Рената обернулась к двойным пластиковым дверям с мутным витражом, пропускавшим лишь свет, и увидела широкий силуэт. И, не веря в происходящее, замерла. Она помнила всё, что Кирилл скажет ей сейчас о долге, о боевом братстве, о том, что не может остаться, но непременно вернётся. И переживать всё заново ей хотелось меньше всего на свете…

Ординатор… Выйти…

Но руки сами толкнули створчатые двери – увидеть, хотя бы просто увидеть его! Из высокого коридорного окна напротив в глаза ударил яркий свет – мартовский снег, ещё не почерневший, множил льющиеся на землю лучи.

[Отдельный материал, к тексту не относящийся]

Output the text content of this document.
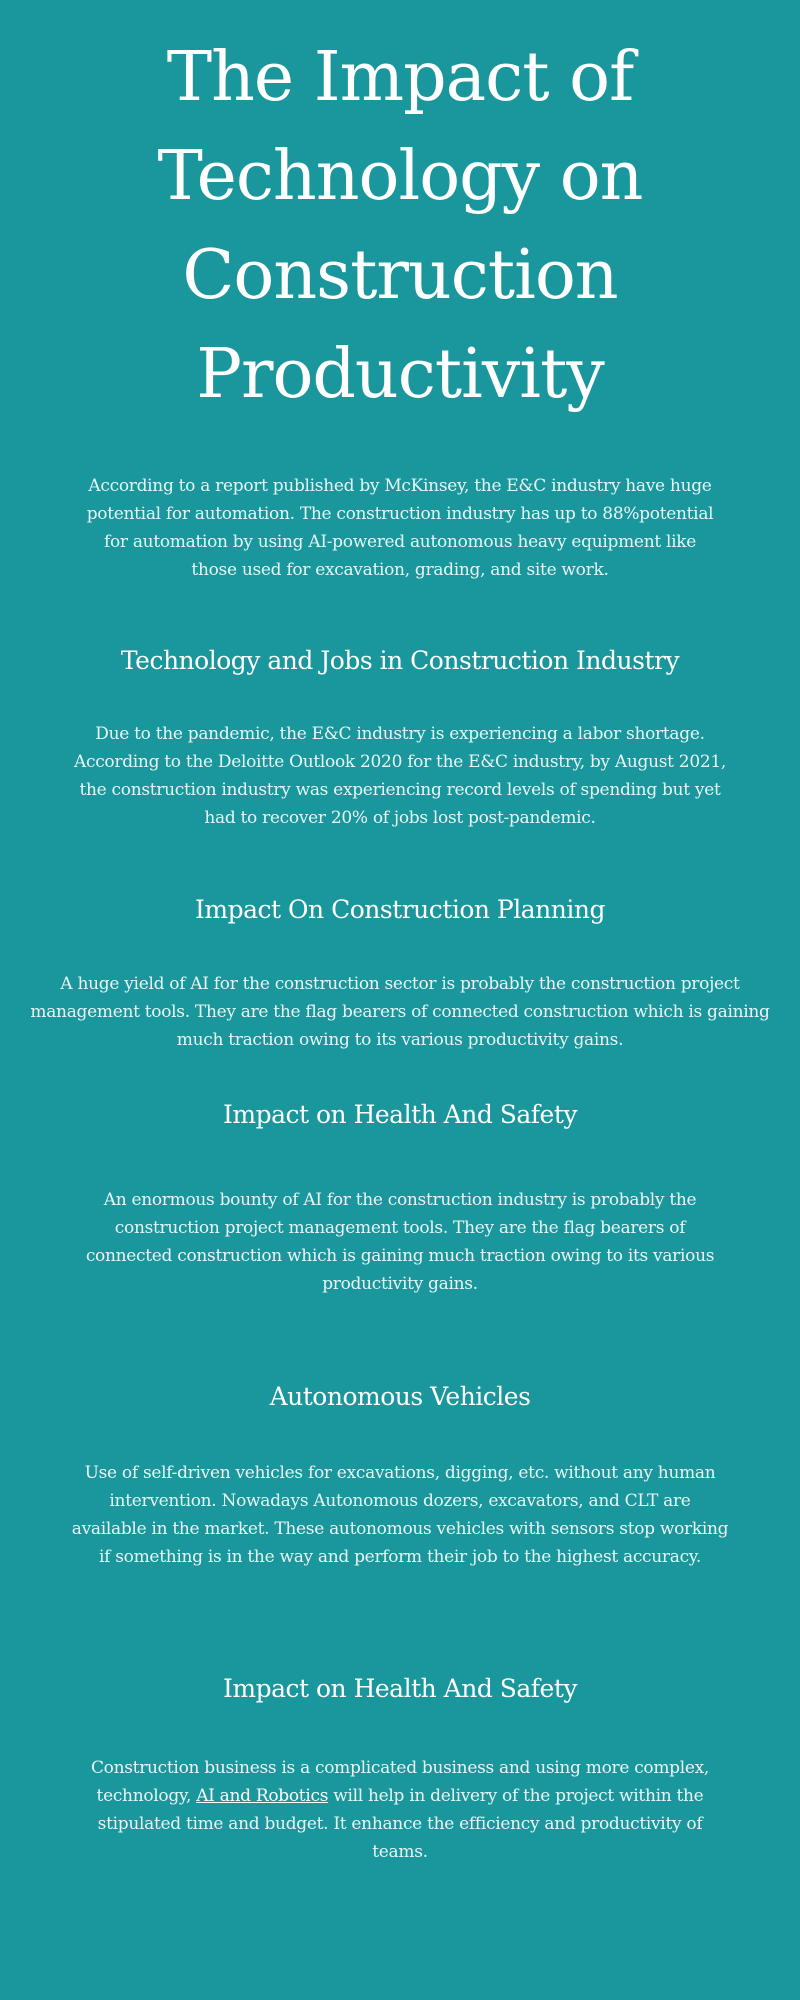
The Impact of Technology on Construction Productivity

According to a report published by McKinsey, the E&C industry have huge potential for automation. The construction industry has up to 88%potential for automation by using AI-powered autonomous heavy equipment like those used for excavation, grading, and site work.

Technology and Jobs in Construction Industry

Due to the pandemic, the E&C industry is experiencing a labor shortage. According to the Deloitte Outlook 2020 for the E&C industry, by August 2021, the construction industry was experiencing record levels of spending but yet had to recover 20% of jobs lost post-pandemic.

Impact On Construction Planning

A huge yield of AI for the construction sector is probably the construction project management tools. They are the flag bearers of connected construction which is gaining much traction owing to its various productivity gains.

Impact on Health And Safety

An enormous bounty of AI for the construction industry is probably the construction project management tools. They are the flag bearers of connected construction which is gaining much traction owing to its various productivity gains.

Autonomous Vehicles

Use of self-driven vehicles for excavations, digging, etc. without any human intervention. Nowadays Autonomous dozers, excavators, and CLT are available in the market. These autonomous vehicles with sensors stop working if something is in the way and perform their job to the highest accuracy.

Impact on Health And Safety

Construction business is a complicated business and using more complex, technology, AI and Robotics will help in delivery of the project within the stipulated time and budget. It enhance the efficiency and productivity of teams.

Он стоял в центре коридора с букетиком хрупких подснежников. Дыхание прервалось. Когда-то она очень любила их, цветы обновлённой природы. Как раз до этого момента.

– Вообще, сюда нельзя, молодой человек!.. – хитро сощурился доктор, затянулся и выпустил дым в приоткрытое окно. – Как вы прошли?

– Там, где чёрт сломает ногу, – ВДВ найдёт дорогу, отец!.. – залихватски ответил Кирилл и, улыбаясь одними губами, шагнул к Ренате.

Позабыв себя, женщина – девушка! – ткнулась в широкую грудь, схватила его за отвороты кителя, вжалась, замерла… Его запах ударил в нос, и ноги едва не подкосились. Утром. Ещё утром она чувствовала его. Вдыхала, жила им, строя в голове несбыточные планы на мирное, послевоенное счастье.

Утром прошлой жизни…

– Я решил, Решка… – могучий голос слышался ещё мощнее, увереннее; по смуглому лицу хлынули слёзы.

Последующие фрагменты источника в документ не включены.